Aus meiner Nachbarschaft

Aus meiner Nachbarschaft

Verehrtes Publikum

Ein hochsensibler osteuropäischer Schriftsteller führte einst bittere Klage darüber, dass in seiner Behausung ein solcher Radau herrsche, dass er keinen klaren mehr Gedanken fassen könne: «Ich sitze in meinem Zimmer im Hauptquartier des Lärms der ganzen Wohnung. Alle Türen höre ich schlagen, durch ihren Lärm bleiben mir nur die Schritte der zwischen ihnen Laufenden erspart, selbst das Zuklappen der Herdtüre in der Küche höre ich.
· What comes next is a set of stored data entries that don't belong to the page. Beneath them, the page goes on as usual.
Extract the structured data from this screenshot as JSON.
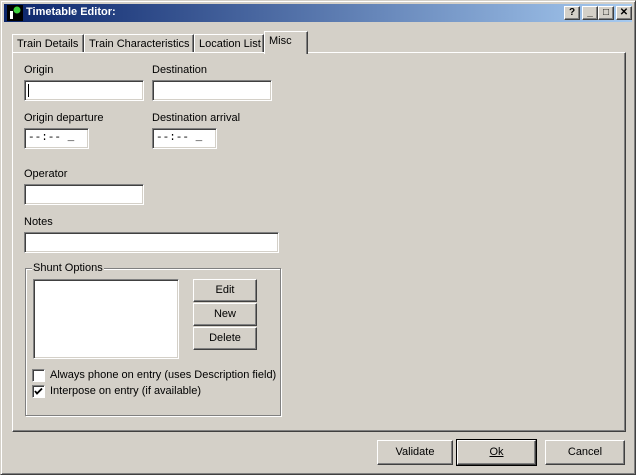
{
  "window": {
    "title": "Timetable Editor:",
    "help_glyph": "?",
    "min_glyph": "_",
    "max_glyph": "□",
    "close_glyph": "✕"
  },
  "tabs": [
    {
      "label": "Train Details",
      "active": false
    },
    {
      "label": "Train Characteristics",
      "active": false
    },
    {
      "label": "Location List",
      "active": false
    },
    {
      "label": "Misc",
      "active": true
    }
  ],
  "misc": {
    "origin_label": "Origin",
    "origin_value": "",
    "destination_label": "Destination",
    "destination_value": "",
    "origin_departure_label": "Origin departure",
    "origin_departure_value": "--:-- _",
    "destination_arrival_label": "Destination arrival",
    "destination_arrival_value": "--:-- _",
    "operator_label": "Operator",
    "operator_value": "",
    "notes_label": "Notes",
    "notes_value": ""
  },
  "shunt": {
    "group_title": "Shunt Options",
    "edit_label": "Edit",
    "new_label": "New",
    "delete_label": "Delete",
    "always_phone_label": "Always phone on entry (uses Description field)",
    "always_phone_checked": false,
    "interpose_label": "Interpose on entry (if available)",
    "interpose_checked": true
  },
  "footer": {
    "validate_label": "Validate",
    "ok_label": "Ok",
    "cancel_label": "Cancel"
  },
  "colors": {
    "title_start": "#0a246a",
    "title_end": "#a6caf0",
    "face": "#d4d0c8"
  }
}
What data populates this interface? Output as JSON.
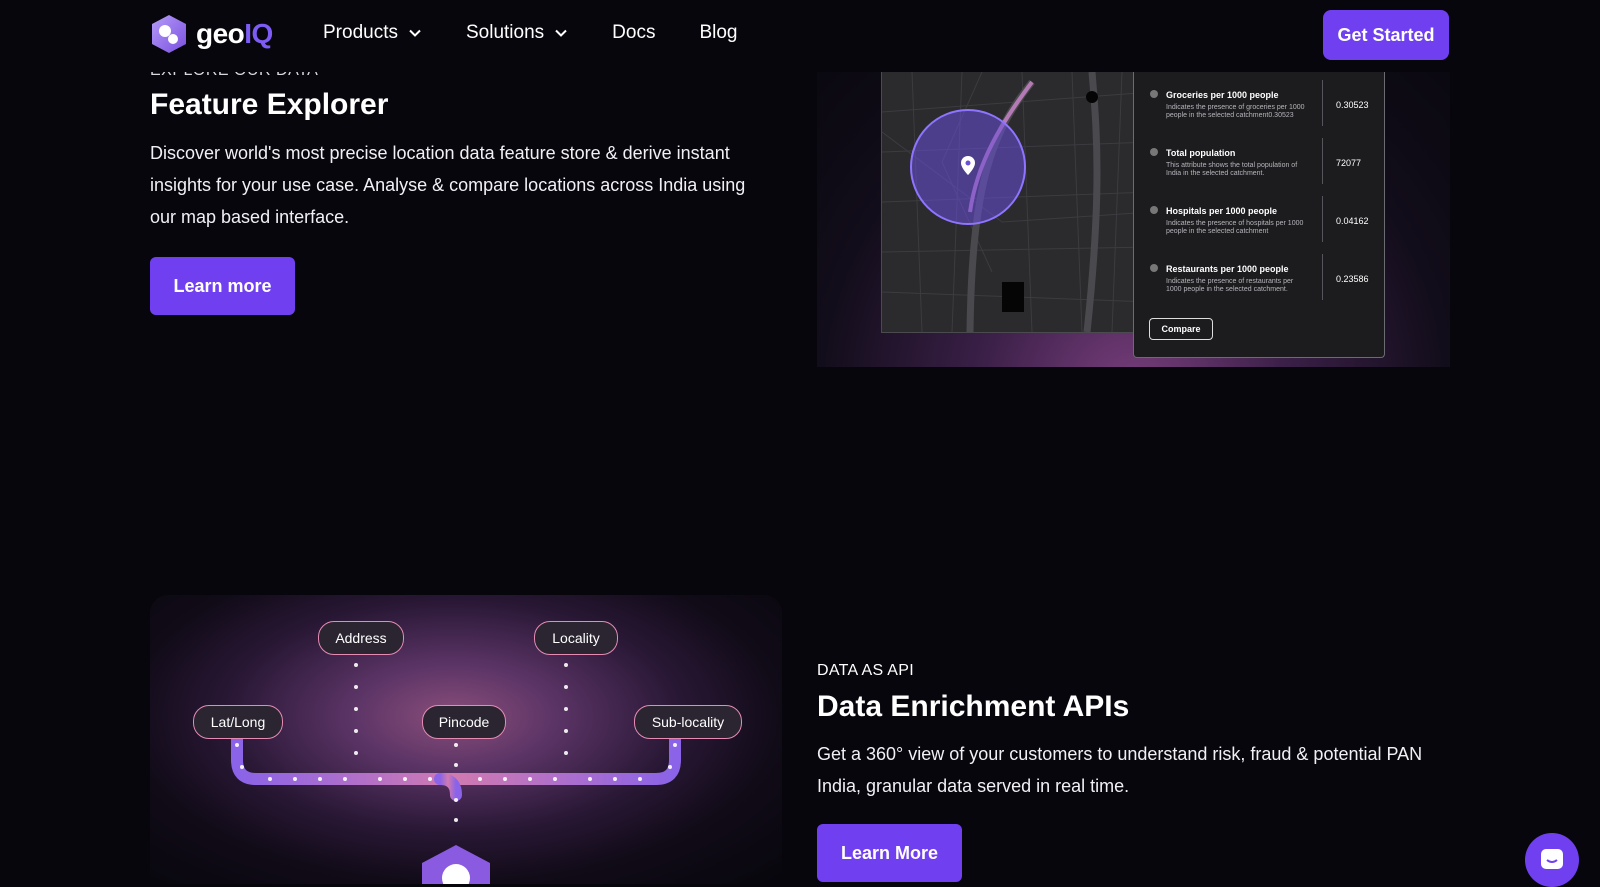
{
  "nav": {
    "logo_geo": "geo",
    "logo_iq": "IQ",
    "items": [
      {
        "label": "Products",
        "dropdown": true
      },
      {
        "label": "Solutions",
        "dropdown": true
      },
      {
        "label": "Docs",
        "dropdown": false
      },
      {
        "label": "Blog",
        "dropdown": false
      }
    ],
    "cta": "Get Started"
  },
  "feature_explorer": {
    "eyebrow": "EXPLORE OUR DATA",
    "title": "Feature Explorer",
    "description": "Discover world's most precise location data feature store & derive instant insights for your use case. Analyse & compare locations across India using our map based interface.",
    "button": "Learn more",
    "panel": {
      "metrics": [
        {
          "title": "Groceries per 1000 people",
          "desc": "Indicates the presence of groceries per 1000 people in the selected catchment0.30523",
          "value": "0.30523"
        },
        {
          "title": "Total population",
          "desc": "This attribute shows the total population of India in the selected catchment.",
          "value": "72077"
        },
        {
          "title": "Hospitals per 1000 people",
          "desc": "Indicates the presence of hospitals per 1000 people in the selected catchment",
          "value": "0.04162"
        },
        {
          "title": "Restaurants per 1000 people",
          "desc": "Indicates the presence of restaurants per 1000 people in the selected catchment.",
          "value": "0.23586"
        }
      ],
      "compare": "Compare"
    }
  },
  "data_api": {
    "eyebrow": "DATA AS API",
    "title": "Data Enrichment APIs",
    "description": "Get a 360° view of your customers to understand risk, fraud & potential PAN India, granular data served in real time.",
    "button": "Learn More",
    "pills": {
      "address": "Address",
      "locality": "Locality",
      "latlong": "Lat/Long",
      "pincode": "Pincode",
      "sublocality": "Sub-locality"
    }
  },
  "colors": {
    "accent": "#7040f0",
    "background": "#07060c",
    "pill_border": "#e58bb4"
  }
}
Der Vater durchbricht die Türen meines Zimmers und zieht im nachschleppenden Schlafrock durch, aus dem Ofen im Nebenzimmer wird die Asche gekratzt.»

Obwohl ich weder in Prag wohne noch Franz Kafka heisse, macht auch mich der Tumult im Umkreis meiner Wohnung langsam, aber sicher mürbe: Pünktlich um 6 Uhr ist Wecken; während er den Dieselmotor im Stand warmlaufen lässt, überprüft unser Nachbar kraftvoll, ob alle 9 Türen seines Wagens tatsächlich gut und sicher geschlossen sind. Um 7 Uhr fahren Gerüstbauer mit einem LKW vor, werfen aus 3 Metern Höhe Bretter, Stangen und sonstiges Gerümpel mit Donnergetöse vor unser Haus und beratschlagen dabei brüllend, wer von ihnen was wo wie zusammenschrauben solle, während man 10 Meter entfernt die Strasse mit Presslufthämmern aufzureissen beginnt…

Im Gartenbau ist der Trend unübersehbar, Pflanzen durch Steine zu ersetzen und entsprechende Gärten anzulegen. Mich erinnern diese Konstruktionen zwar eher an Artilleriekasematten der Maginot-Linie als an Grünoasen, aber das ist Ansichtssache. Der erste Schritt bei der Kreation eines solchen Gebildes besteht darin, dass ein Stosstrupp zum Äussersten entschlossener Landschaftsgärtner mit Bulldozern und Kettensägen anrückt und die Restvegetation niedermacht. Anschliessend wird die Fläche geschottert und mit senkrechten Geröllkäfigen gegen das feindliche Umland gesichert. Wenn alle Gartenbesitzer auf die Linie «Steingärten» einschwenken, sollte es doch mit dem Teufel zugehen, wenn es mittelfristig nicht gelänge, unser Dorf in eine uneinnehmbare Fortifikation in der Art des elsässischen Neuf-Brisach umzugestalten!